During the fourth season premiere, The A.V. Club Erik Adams praised the casting of Cassidy and the character of Juliet having "the most intriguing hand to reveal in coming episodes. Introduced as the cultured, compassionate antidote to the bimbos performing a commercial for Rock Band 3 [...] the character leaves 'Belles du Jour' by flashing a cork-board diagram of the main cast's social circle that would leave The Wires Lester Freamon thoughtfully nodding his head." Steve Marsi of TV Fanatic commended her addition to the cast, stating, "There's chemistry between them, but is it all part of some devious plan to ruin Nate ... or Serena? The final shot of Juliet's bulletin board was awesome. We thought for a split second that she just might be Gossip Girl herself. While that might be a stretch, Juliet is clearly plotting something elaborate and we're hooked on her." An interview with the New York Post dispelled rumors when Cassidy jokingly stated that she was not portraying Gossip Girl but understood how the episode had been set up to make fans assume.

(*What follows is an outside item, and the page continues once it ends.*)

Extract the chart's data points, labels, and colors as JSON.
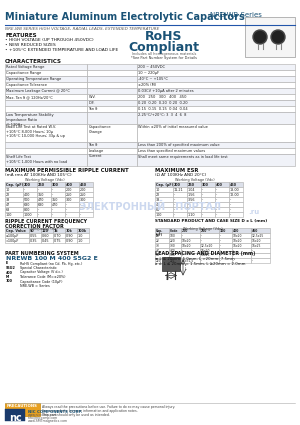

Judy Berman of the Los Angeles Times labeled her as "the season's most mysterious schemer" and commended how "her true goal remains the biggest mystery of the season so far." With the airing of the mid-season finale, "The Townie", Berman declared her role in Serena's storyline as "the best of the season".

Following the airing of the Thanksgiving episode, "Gaslit", Steve Marsi of TV Fanatic named her "one of the best villains in Gossip Girl history". Her actions in the episode have earned her notoriety that New York magazine's Vulture set a poll on whether Georgina or Juliet was the more devious character, stating, "Never before has anyone on Gossip Girl challenged Georgina for sheer evilness, but in last night's episode, Juliet stepped up."